Analyzing My System
Q: I’ve read your book twice and it took some help from my wife to eventually implement expectancy and position sizing correctly.
My question regards analyzing my system. I don’t have R values for the past performances of my system so I averaged the losses to determine “R”. With one system the average loss over 135 trades came to -2.87%. So I determined this to be my “R” on each trade.
So, going forward with my system, does it make sense to use that number (2.87%) as my stop loss on each position (assuming that I never risk more than 1% of my portfolio on each trade)?
A: When I have said use your average loss to determine R, I mean the dollar amount not the percentage amount.
However, I’m going to answer your question as if you gave me an answer of my average loss is $2500. No it doesn’t make sense to use that as your stop. I would hope that your average loss (with trailing stops being hit) is less than 1R, so it doesn’t make sense at all.

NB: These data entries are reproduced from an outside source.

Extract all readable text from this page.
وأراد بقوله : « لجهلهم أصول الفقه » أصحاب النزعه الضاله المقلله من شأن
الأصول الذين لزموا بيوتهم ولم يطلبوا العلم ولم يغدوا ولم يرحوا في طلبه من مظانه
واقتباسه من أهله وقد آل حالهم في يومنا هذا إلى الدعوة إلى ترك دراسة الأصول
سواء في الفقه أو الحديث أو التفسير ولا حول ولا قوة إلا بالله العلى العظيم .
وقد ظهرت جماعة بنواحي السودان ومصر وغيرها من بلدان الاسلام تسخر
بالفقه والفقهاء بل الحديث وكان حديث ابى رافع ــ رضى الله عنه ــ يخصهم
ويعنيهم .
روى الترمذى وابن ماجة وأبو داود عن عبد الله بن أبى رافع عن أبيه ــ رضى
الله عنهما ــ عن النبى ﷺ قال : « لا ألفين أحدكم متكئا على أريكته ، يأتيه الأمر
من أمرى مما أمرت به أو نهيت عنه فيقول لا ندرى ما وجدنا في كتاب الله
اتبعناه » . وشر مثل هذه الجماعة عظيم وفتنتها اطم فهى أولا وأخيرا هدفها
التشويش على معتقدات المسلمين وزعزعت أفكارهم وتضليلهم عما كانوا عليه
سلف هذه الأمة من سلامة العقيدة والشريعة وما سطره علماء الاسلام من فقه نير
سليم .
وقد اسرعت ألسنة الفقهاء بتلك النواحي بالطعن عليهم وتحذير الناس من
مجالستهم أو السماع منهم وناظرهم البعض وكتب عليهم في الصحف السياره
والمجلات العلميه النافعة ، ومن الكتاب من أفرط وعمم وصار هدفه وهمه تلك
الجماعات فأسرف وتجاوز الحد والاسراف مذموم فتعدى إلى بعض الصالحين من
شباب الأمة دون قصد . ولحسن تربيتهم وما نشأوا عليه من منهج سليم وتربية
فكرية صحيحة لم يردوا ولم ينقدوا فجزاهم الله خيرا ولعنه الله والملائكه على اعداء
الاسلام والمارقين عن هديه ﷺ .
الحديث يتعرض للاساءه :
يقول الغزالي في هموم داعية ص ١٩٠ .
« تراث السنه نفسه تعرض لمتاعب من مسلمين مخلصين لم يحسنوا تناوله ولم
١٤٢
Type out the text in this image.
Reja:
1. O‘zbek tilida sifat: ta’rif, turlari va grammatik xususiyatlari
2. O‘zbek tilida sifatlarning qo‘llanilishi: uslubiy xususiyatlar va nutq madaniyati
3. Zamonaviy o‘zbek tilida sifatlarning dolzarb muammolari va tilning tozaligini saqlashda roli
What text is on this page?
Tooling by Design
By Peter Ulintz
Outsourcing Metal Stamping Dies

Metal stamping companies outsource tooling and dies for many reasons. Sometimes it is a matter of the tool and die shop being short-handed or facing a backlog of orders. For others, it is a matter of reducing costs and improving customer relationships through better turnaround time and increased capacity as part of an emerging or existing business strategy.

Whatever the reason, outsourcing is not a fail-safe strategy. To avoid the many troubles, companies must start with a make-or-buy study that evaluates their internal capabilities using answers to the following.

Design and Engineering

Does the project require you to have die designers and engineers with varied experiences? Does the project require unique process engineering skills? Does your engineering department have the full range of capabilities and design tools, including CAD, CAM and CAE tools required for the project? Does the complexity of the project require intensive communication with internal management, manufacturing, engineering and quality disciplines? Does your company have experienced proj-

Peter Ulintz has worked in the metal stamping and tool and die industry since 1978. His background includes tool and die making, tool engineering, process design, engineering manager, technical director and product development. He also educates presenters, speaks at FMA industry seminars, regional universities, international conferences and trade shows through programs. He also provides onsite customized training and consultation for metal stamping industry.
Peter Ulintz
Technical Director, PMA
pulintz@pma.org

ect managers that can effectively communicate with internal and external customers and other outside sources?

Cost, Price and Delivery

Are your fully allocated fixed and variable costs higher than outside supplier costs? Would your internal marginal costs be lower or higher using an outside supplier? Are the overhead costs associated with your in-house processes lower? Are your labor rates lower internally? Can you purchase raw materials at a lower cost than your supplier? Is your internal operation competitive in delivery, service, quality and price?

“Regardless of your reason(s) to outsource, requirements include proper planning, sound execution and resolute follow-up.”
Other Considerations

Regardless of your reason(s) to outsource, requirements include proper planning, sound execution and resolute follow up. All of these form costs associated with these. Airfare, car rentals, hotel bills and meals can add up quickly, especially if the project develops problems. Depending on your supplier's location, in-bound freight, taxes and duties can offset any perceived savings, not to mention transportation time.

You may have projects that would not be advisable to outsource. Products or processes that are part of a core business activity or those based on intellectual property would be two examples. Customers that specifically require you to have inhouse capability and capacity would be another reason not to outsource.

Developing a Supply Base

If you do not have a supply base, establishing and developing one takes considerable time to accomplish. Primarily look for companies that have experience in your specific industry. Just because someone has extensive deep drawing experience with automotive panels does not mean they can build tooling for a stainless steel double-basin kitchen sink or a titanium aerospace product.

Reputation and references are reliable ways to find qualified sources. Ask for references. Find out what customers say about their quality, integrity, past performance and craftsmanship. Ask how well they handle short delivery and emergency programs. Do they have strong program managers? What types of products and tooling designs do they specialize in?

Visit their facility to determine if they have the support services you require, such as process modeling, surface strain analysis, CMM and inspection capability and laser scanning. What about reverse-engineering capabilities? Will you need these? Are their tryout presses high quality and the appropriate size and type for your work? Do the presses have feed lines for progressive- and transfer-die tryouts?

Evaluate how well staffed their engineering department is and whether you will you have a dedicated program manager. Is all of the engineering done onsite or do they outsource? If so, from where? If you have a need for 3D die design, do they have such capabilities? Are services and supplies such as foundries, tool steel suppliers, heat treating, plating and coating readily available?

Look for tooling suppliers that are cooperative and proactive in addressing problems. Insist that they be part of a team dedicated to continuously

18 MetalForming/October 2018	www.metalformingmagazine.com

Here are my recommendations. First, always have an exit when you enter into a trade that determines 1R for you. Second, you can then analyze that exit by looking at the Maximum Adverse Excursion of your winning trades in terms of R.
For example,
2R win, MAE -0.3R
5R win, MAE -0.12R
1.2R win, MAE 0.25R
This kind of data might suggest that you could tighten your stop, but you’d need a lot more than 3 examples.